What has become of conservatism?

Monday, November 28th, 2016

What has become of conservatism?, Nick Cohen asks — in the not-so-conservative Guardian:

Conservatives once boasted that they were the grown-ups, even if they did say so themselves. They conserved the best of the past and believed in the sensible management of the world as it is, rather than in dangerous fantasies about the world as it might be. Hold out as their opponents might, eventually they would understand that conservatism was just common sense.

“Once again, the facts of life have turned out to be Tory,” declared Margaret Thatcher in 1976, as she prepared for one of the long periods of Conservative rule that have dominated British history since the 1880s. Dozens of respectable figures have agreed and played with variations on the theme of: “If you are not a socialist at 20, you have no heart. If you are still a socialist at 40, you have no head.” Conservatives have condescended to allow that sensible people might have wild ideas about subjects they know nothing about. But as Robert Conquest, the great historian of the crimes of communism, said in the first of his three laws of politics: “Everyone is a conservative about what he knows best.”

English conservatives, who are by no means confined to supporters of the Conservative party, have the best reason to be smug. Conservatism supplied the dominant version of the English national story. It helped ensure that the Conservative party was, in a phrase that said it all, “the natural party of government”.

The English, a category they could expand to cover the Scots and the Welsh, but never the Irish, have not had a revolution since the Glorious Revolution of 1688. The Glorious Revolution was glorious because it did not lead to civil war. (Ireland is always forgotten, as I said.) The country or, rather its ruling class, peacefully removed James II, a Catholic Stuart with pretensions to absolute rule, and assured the triumph of parliamentary government by replacing him with the Protestant William III.

In his speech to the (then all-male and all-wealthy) electors of Bristol in 1774, Edmund Burke explained the ideals of parliamentary government. An MP was their representative, not their delegate. He owed the voters only “his judgment; and he betrays, instead of serving you, if he sacrifices it to your opinion”.

Burke’s denunciation of the French Revolution 16 years later, heralded a further strand to the story of England as a safe, sensible nation.
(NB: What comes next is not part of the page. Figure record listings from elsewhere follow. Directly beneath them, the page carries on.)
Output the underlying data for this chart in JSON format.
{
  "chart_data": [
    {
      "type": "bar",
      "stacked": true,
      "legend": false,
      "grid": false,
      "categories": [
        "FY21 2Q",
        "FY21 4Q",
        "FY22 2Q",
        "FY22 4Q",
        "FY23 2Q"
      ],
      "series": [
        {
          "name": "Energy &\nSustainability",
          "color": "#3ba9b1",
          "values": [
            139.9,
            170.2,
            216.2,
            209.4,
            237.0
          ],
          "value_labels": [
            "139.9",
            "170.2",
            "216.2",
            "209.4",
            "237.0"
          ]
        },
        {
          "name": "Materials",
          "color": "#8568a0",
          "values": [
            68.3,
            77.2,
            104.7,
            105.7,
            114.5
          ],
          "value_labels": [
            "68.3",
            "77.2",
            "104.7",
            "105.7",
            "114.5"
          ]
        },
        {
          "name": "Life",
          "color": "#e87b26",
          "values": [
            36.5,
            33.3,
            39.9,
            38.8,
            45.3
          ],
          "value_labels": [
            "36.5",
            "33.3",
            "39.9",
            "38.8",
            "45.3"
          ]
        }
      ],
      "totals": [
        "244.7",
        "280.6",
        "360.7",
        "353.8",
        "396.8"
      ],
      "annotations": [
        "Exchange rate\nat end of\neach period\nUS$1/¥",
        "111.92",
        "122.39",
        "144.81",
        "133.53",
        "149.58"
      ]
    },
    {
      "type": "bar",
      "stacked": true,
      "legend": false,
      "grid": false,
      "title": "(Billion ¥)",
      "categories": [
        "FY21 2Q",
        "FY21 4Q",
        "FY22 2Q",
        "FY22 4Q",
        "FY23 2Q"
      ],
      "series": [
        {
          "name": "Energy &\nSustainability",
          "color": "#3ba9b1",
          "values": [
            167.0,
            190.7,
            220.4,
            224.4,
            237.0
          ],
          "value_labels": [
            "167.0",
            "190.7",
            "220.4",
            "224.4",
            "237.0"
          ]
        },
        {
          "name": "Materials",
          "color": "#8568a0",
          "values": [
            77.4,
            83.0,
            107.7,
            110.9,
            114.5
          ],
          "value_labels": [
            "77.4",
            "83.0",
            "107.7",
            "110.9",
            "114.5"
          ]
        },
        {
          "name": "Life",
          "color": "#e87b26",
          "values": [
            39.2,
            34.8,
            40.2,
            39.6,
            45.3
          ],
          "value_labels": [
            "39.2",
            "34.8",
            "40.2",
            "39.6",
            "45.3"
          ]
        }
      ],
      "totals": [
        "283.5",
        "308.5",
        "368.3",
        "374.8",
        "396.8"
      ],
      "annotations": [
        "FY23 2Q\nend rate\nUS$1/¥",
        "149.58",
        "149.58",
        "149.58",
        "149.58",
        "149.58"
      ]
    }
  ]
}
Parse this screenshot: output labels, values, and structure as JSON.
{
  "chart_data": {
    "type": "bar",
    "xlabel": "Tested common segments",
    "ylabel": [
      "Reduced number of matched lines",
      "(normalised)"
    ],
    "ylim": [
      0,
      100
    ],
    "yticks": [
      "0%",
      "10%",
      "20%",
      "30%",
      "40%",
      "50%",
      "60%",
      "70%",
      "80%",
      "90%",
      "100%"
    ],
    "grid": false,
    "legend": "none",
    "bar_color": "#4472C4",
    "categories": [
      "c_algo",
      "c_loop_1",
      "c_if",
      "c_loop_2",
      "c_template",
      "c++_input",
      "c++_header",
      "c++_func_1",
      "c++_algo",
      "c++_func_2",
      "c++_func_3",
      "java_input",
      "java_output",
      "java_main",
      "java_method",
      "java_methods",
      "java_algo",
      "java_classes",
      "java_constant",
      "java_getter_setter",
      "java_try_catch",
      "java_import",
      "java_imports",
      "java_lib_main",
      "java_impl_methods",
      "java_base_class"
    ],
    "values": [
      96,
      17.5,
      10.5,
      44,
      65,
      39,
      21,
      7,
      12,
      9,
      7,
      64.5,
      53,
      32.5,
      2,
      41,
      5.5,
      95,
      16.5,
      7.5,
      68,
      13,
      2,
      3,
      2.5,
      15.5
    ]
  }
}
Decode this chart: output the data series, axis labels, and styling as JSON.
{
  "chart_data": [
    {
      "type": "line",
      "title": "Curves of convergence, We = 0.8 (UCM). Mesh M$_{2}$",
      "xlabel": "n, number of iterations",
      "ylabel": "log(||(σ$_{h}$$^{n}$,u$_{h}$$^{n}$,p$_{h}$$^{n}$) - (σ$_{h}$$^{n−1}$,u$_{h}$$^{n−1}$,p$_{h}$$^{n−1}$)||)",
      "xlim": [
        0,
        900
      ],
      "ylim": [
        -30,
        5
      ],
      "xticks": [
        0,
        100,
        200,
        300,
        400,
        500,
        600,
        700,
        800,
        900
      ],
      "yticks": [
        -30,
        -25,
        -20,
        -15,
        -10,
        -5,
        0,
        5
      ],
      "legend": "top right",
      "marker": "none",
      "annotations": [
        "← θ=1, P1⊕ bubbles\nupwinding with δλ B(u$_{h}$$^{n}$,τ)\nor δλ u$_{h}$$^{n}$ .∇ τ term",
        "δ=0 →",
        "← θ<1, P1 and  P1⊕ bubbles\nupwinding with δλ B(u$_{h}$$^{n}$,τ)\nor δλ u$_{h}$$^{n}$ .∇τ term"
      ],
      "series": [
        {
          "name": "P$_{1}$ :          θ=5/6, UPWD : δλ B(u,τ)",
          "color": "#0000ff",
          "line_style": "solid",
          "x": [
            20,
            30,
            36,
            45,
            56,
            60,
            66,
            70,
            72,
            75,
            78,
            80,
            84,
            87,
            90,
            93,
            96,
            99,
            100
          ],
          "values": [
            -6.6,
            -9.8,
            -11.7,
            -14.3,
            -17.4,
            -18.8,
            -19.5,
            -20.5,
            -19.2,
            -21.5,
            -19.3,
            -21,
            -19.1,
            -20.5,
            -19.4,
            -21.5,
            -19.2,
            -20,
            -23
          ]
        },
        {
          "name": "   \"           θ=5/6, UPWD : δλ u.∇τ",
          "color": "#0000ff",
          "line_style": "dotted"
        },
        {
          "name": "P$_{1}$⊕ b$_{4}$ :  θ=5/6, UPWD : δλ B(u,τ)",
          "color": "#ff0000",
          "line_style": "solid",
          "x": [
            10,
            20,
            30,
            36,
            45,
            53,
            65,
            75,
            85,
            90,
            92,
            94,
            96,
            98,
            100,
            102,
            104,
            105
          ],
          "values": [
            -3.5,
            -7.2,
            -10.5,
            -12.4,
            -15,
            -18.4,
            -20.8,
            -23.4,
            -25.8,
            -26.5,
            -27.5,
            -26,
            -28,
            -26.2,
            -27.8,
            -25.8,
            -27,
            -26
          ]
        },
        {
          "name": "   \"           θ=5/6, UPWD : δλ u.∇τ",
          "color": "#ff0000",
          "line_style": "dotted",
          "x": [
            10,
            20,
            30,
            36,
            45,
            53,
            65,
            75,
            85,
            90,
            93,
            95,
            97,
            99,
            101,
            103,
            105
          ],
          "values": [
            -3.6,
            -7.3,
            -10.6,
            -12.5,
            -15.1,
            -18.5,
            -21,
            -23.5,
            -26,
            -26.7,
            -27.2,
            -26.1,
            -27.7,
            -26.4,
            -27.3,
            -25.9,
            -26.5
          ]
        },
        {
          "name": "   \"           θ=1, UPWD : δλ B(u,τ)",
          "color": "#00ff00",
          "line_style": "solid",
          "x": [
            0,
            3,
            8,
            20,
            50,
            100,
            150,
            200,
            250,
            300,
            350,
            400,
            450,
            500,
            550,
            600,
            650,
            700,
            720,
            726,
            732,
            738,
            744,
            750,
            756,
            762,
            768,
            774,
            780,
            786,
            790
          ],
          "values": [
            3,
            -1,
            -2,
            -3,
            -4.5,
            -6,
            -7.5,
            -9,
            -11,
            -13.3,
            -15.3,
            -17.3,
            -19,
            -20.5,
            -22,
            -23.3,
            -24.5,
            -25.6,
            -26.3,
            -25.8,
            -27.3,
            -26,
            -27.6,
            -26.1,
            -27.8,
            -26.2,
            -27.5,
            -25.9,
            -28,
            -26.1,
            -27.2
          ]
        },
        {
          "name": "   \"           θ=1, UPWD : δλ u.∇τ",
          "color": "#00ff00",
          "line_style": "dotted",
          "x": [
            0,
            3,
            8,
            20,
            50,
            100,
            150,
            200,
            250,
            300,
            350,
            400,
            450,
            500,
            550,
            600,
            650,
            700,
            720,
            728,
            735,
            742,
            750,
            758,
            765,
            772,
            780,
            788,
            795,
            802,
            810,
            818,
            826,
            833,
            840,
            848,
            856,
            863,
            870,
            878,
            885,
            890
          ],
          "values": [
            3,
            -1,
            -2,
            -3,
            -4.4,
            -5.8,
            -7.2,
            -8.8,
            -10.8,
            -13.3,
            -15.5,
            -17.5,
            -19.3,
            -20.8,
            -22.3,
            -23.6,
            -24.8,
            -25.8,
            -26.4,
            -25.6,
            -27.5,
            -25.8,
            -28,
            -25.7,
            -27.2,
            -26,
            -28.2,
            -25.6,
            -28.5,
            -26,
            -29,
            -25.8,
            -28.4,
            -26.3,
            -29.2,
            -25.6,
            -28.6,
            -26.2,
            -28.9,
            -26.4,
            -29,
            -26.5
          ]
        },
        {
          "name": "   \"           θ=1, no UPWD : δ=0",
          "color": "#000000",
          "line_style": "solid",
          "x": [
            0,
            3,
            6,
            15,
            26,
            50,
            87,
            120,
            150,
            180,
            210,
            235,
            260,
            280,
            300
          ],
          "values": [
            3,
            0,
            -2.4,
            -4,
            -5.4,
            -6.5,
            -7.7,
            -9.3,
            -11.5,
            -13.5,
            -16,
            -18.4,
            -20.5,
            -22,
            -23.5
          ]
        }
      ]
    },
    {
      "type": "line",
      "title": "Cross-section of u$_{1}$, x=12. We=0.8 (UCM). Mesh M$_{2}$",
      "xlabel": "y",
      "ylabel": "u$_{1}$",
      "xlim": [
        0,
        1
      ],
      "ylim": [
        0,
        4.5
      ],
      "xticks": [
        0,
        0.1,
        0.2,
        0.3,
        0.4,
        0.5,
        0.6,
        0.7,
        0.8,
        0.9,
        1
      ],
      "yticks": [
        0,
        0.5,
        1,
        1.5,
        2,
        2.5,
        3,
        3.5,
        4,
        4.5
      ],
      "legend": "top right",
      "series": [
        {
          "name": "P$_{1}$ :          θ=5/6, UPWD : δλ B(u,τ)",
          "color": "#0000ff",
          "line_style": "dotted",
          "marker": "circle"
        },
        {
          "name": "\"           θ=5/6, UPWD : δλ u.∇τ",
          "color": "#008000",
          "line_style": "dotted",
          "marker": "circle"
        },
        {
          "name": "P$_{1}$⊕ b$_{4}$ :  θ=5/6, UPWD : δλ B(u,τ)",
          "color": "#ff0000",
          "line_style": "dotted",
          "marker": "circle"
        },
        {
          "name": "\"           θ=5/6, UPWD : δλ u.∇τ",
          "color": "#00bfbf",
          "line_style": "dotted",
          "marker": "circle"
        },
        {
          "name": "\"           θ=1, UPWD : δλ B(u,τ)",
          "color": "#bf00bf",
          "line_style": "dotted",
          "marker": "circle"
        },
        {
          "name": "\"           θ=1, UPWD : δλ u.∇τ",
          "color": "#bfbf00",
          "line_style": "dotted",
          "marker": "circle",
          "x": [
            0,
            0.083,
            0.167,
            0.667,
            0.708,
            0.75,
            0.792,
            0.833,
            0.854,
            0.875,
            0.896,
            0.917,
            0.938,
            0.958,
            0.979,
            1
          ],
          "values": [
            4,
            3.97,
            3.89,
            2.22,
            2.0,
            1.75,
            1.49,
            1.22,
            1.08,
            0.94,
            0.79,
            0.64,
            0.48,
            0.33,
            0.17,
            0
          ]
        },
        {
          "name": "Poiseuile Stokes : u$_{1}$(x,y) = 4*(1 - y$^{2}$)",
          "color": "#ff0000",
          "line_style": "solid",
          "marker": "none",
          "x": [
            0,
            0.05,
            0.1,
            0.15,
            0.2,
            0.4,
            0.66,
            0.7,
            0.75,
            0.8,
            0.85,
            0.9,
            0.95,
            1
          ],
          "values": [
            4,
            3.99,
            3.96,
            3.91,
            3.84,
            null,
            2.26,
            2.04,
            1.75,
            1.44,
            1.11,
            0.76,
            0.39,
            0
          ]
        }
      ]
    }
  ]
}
When Burke published Reflections on the Revolution in France in 1790, his contemporaries thought him mad to predict that an apparently benign revolution would end in “despotism”. By the time Robespierre began the reign of terror of 1793, he looked like a prophet.

Ever since then, Anglo-Saxon conservatives have been able to believe, with a smidgen of justice, that continentals had the guillotines of the 1790s and the death camps and gulags of the 1930s and 1940s because of their utopian willingness to tear up society by the roots. The pragmatic, empirical and, above all, conservative British were spared because we favoured a respect for tradition and gradual change.

Comments

  1. Bomag says:

    I like the adage that “today’s conservatives conserve nothing; today’s liberals liberate nothing.”

    The article comes off as trolling. Today’s governance on all sides is pretty securely liberal, with all public officials falling over themselves to offer ever more public programs to ever more people. Now that the votes are not falling for the most possible central control of our lives, Nick Cohen et al are madly screaming genocide and racism.

  2. Lucklucky says:

    Stop calling liberal what is just Marxist culture and tactics.

  3. Rightside says:

    Conservatives, to the shock and dismay of lefties, spend just as much on socialist programmes as the Socialists do. The only difference is that the left-sided loons shout for more central government control and spending than the right does, even though the right soon enough capitulates and does just what the left wants.

    Trouble is, whatever is done can never enough. No matter how much is spent on, say, the NHS the loons want even more spent. And if it was, they would still scream the Tories are killing it.

    The right may be weak but the left has so many deranged people it is hard to keep up.